The Verdict
Der Pitch ist in seiner Einfachheit fast beleidigend: Mach ein Geräusch, du stirbst. Und du hast diese eine Regel in eine Siebzehn-Millionen-Dollar-Produktion gedehnt, die weltweit über dreihundertvierzig einspielte. Der ganze Film macht Geräusch oder dessen Abwesenheit zur Waffe, bis eine einzige fallengelassene Laterne erschreckender wird als jede Monster-Enthüllung. Das ist Kontrolle, und die meisten Regisseure, die so gut spielen können, können nicht so sauber inszenieren.
Der Geniestreich waren nicht die Kreaturen, es war die Besetzung von Millicent Simmonds, einer gehörlosen Schauspielerin, und das Einfädeln der Gebärdensprache direkt in die Überlebenslogik. Das Schweigen der Familie ist kein Gimmick, es ist ihre Muttersprache, und dieses Detail leistet mehr Weltenbau als hundert Zeilen Exposition je könnten. Du hast Gehörlosigkeit in dieser Welt zum Vorteil gemacht statt zum Nachgedanken.

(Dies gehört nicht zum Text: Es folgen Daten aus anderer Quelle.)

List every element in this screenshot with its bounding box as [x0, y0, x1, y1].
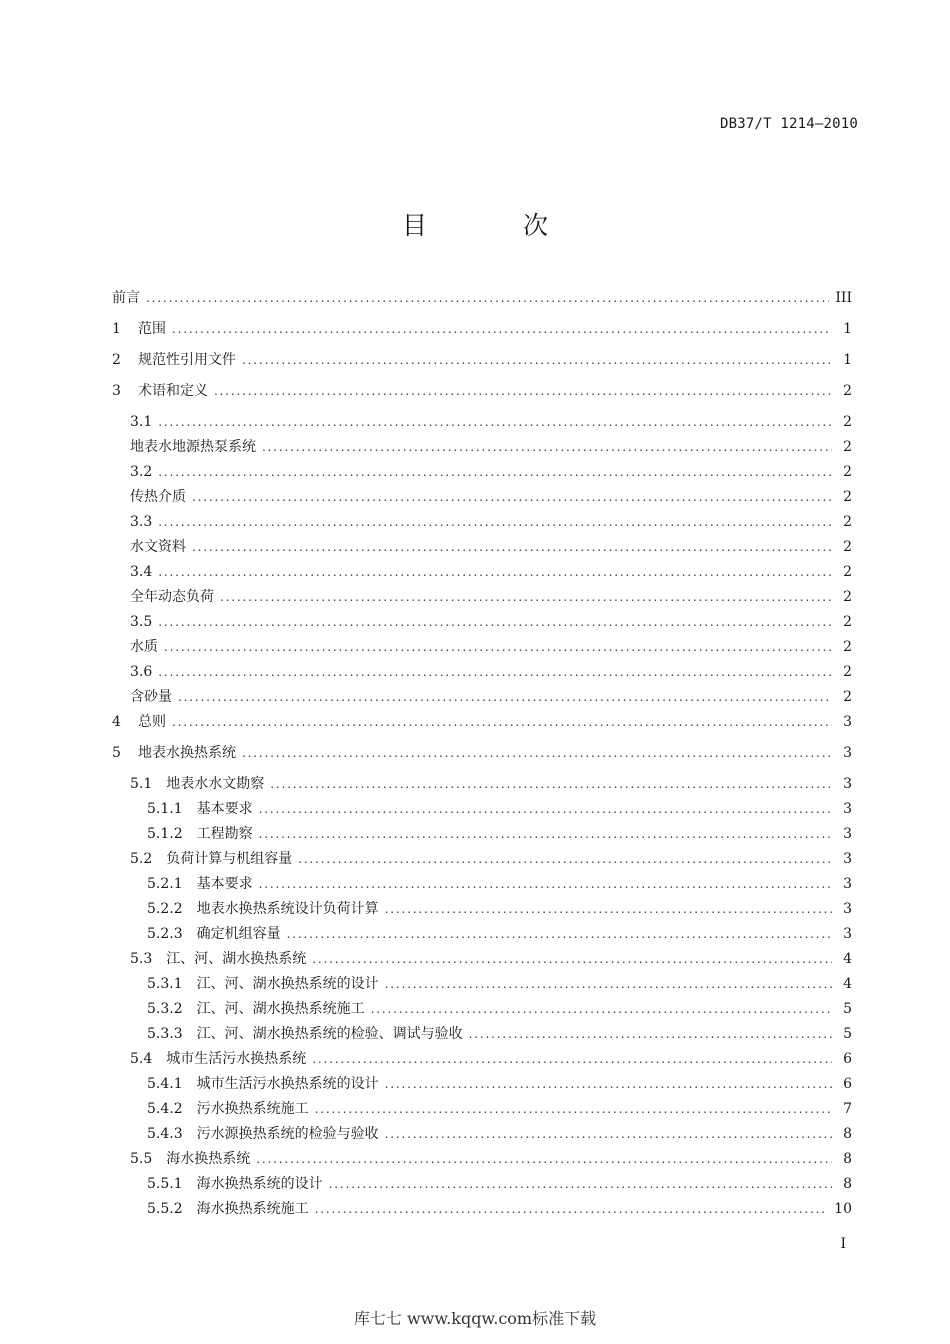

Jetzt der Teil, der dir Seitenblicke einbringt. Die Prämisse hält nur, wenn niemand in dieser Familie je eine logische, geräuschbezogene Entscheidung trifft, und sie treffen mehrere verblüffende. Die Kreatur-Biologie biegt sich, wenn die Handlung es braucht. Aber du hast so viel Spannung nach vorne geladen, dass das Publikum sich darauf einigte, nicht zu fragen, was eine eigene Art Fingerfertigkeit ist.
What it nails
- ▲Stille in das stressigste Sounddesign des modernen Horrors zu verwandeln, wo das Publikum selbst den Atem anhält.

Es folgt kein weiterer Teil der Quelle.